I’m going to tell you what’s great about this camera, what I hate about it, who should get it, and who shouldn’t. I’ve only had it for around 10 days so I’m sure there are more things to discover, but for now, this is my experience. There are lots of things I love about it, but also many things I’d change. Ready? Let’s get into it!

Intro Info:

Fujifilm created this camera as an entry-level mirrorless camera that would be easy, compact, accessible and affordable, considering what it can do (R9995 at Orms). In an age where the self-published digital creator is continuously on the rise, this was definitely necessary, and the power and features they packed into this little body is pretty impressive.

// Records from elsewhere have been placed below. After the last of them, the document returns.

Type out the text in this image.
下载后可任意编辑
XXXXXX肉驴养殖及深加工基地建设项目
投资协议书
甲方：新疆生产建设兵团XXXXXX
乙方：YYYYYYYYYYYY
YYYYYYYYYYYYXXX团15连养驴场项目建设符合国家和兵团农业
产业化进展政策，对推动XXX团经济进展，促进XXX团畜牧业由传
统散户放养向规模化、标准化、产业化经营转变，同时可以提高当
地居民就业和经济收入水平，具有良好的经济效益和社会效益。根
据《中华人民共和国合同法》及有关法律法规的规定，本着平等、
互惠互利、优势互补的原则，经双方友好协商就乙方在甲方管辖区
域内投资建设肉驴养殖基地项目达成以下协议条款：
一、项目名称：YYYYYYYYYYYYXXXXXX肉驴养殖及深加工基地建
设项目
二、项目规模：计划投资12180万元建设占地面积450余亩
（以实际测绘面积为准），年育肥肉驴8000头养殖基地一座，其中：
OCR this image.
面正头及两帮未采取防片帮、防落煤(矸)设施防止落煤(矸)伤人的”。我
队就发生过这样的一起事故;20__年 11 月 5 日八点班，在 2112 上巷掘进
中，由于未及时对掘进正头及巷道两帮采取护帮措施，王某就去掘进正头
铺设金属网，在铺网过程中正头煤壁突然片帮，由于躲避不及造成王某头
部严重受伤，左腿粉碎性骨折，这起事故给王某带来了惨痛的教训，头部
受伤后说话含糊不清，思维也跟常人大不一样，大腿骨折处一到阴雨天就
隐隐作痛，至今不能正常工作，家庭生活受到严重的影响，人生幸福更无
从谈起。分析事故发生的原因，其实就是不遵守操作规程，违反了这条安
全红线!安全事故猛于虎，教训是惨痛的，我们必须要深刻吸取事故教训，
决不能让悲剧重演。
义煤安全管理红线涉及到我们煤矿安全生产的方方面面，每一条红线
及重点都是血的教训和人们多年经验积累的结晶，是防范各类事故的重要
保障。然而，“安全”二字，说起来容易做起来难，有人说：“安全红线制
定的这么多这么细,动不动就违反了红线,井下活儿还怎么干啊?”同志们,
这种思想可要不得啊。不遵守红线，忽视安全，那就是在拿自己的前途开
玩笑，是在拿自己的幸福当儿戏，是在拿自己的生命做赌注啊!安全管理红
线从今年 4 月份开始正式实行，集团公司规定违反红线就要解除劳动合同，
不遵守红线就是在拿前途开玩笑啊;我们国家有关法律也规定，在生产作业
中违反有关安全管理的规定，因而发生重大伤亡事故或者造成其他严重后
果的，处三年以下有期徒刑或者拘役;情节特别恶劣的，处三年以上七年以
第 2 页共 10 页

It shoots at 24.2 megapixels with an APS-C CMOS sensor, shoots 4K and HD videos, has a flip out touch screen, bluetooth and wifi so yes, you can send pictures to your mobile phone and post high quality images online and on the go, without having to load it onto your computer first!

Taking Photographs – My Experience & Early Impressions

The image quality of this camera is so incredible, it’s almost unbelievable. We took full-length outfit images on our full-frame Canon 6D camera using a 24-70mm lens (in simple terms: the kind of set-up professionals use with a new-purchase total value of R40 000) and compared it to images shot on this camera with its kit lens, and couldn’t believe the results. In many cases, the Fuji’s images were actually far better! The focus is so quick and accurate, the images are so sharp, so detailed and look so high-end it blows my mind. I bought my tiny Canon G7xii almost two years ago to be my vlog camera but also my on-the-go camera for photographic content. However, at this point my iPhoneX’s images are better than the G7xii, so I now only use it for vlogging. That being said, in the battle of the tiny cameras, my Canon G7xii and iPhone X are putrid in comparison to the image quality of the Fujifilm X-T100. I can’t wait to take this along with me in the times when Malick isn’t around. I often have to go up to Johannesburg with brands and feel like my content quality suffers a bit, because people get intimidated to help me with my massive camera and lens and/or I get lazy to carry it around. This is so compact and powerful, so I’m excited not to have to deal with that issue anymore!

Another feature I loved is that it shoots burst photographs like an iPhone does. So basically, you can get movement/action shots with a variety of options. You have to select your chosen images on the actual camera though, if you load it onto your computer the burst will show up as a video.

The camera shoots in both jpeg and RAW format. If you’re unfamiliar what that means; jpeg is a standard picture file, while shooting in RAW format means the camera captures way more data which you can bring out in post production editing, thereby giving you a higher quality image.

There were very few things I didn’t like about photography on this camera, but they aren’t dealbreakers. The first is that the camera is only moderately good in low lighting. It does come with a flash, but generally I’m not a fan of flash photography. Also, there is no automatic shooting mode, but there are AV & TV (semi-auto) modes. I just feel like there may be times you want to take a quick snap for the sake of it, without wanting to over-control the details or be artsy about it. For this I feel like auto is necessary. With that being said you’ll need some basic camera setting knowledge (understanding ISO, aperture, shutter speed etc) to work the camera. I also don’t like that the Fuji RAW file mode is called a RAF file, and we had to download a special plugin for Photoshop and Lightroom in order for it to work in those programs.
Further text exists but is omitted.